Rep. Mary Peltola (D-Alaska) pointed out that many native Alaskan populations have long-relied on subsistence hunting for centuries before the NWRS was established. She pointed out that a previous rule that removed predator management from Alaskans and centralized that with Washington, D.C., bureaucrats was overturned. She noted that while the BIDEH proposals are national in scope, they would have the same effect.
“This rule has the same result in Alaska, which would be predator control, would fall to refuge managers rather than the state and the people who live closest to the resources and have always lived there,” Rep. Peltola explained. She later added, “However, this rule doesn’t align with the Congressional mandates and supersedes Alaska’s expressed management authority by prohibiting state authorized predator control in the refuge system.”
Rep. Peltola drove home the point that Alaskans are part of the environment and rely on wild game and predator control for food sources, which appear to have been disregarded in the proposed BIDEH updates.
Rep. Harriet Hageman (R-Wyo.) brought up the issue of agricultural production on NWRs, particularly for migrating ducks. Supplemental rice production is vital to ensure waterfowl have the food sources to provide energy for migration routes.

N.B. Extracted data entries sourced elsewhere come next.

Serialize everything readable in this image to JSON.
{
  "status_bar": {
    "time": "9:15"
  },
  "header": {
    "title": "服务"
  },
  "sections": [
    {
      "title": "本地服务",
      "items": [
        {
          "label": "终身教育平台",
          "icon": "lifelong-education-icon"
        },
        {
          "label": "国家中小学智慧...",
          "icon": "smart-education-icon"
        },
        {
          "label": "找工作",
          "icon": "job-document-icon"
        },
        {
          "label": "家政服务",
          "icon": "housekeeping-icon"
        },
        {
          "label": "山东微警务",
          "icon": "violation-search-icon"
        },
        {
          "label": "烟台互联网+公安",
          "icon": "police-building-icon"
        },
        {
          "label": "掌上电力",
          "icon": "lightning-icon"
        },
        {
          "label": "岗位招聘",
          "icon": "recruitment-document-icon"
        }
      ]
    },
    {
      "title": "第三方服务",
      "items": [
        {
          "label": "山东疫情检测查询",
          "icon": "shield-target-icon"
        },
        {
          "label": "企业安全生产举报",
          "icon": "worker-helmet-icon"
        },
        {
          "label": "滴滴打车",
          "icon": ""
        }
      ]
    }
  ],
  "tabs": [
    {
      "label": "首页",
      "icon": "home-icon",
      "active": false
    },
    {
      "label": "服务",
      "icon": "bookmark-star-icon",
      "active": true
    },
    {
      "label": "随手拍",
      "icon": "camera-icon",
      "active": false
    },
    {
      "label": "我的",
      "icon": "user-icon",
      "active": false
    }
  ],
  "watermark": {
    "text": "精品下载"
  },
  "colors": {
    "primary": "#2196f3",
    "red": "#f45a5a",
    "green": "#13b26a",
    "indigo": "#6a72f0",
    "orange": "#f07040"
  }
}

David Wielicki, CEO of the South Carolina Waterfowl Association, expressed his concern that the proposed BIDEH updates would eliminate that food source for waterfowl. He explained that it takes just one acre of flooded rice fields to provide the same food energy that it would take on 20 acres of moist soil vegetation. Biologists refer to this as “duck energy days,” or the amount of food that’s needed to provide one duck the energy needed to exist for one day.
“Refuges need to do more,” Wielicki said. “There was a study completed by the Fish and Wildlife Service in the southeast region looking at waterfowl population and energy objectives on national wildlife refuges. Currently provide 475 million duck energy days, of which 223 million, or 47 percent, are provided with agriculture. And they want to provide another 140 million duck energy days. So, in order to accomplish that, agriculture would be the most efficient technique to complete that.”
Rep. Garret Graves (R-La.) questioned why USFWS didn’t partner with conservation groups to craft the proposed BIDEH updates, since they represent the stakeholders that would be most affected by these proposed policy changes, yet the Humane Society of the United States (HSUS), an anti-hunting organization, issued a press release praising the policy changes the day it was posted.
“I’d love to make sure we probe that a little bit more,” Rep. Graves said.
Policies crafted to satisfy Washington, D.C., special interests do more than disenfranchise sportsmen and women. They would dismantle the wildlife conservation model that has proven effective for nearly a century that when those who invest in wildlife conservation are integrated in solutions, wildlife flourishes for all. These proposed BIDEH updates put successful wildlife conservation at risk for a “woke” climate agenda. That’s not just bad policy. That’s putting politics ahead of science.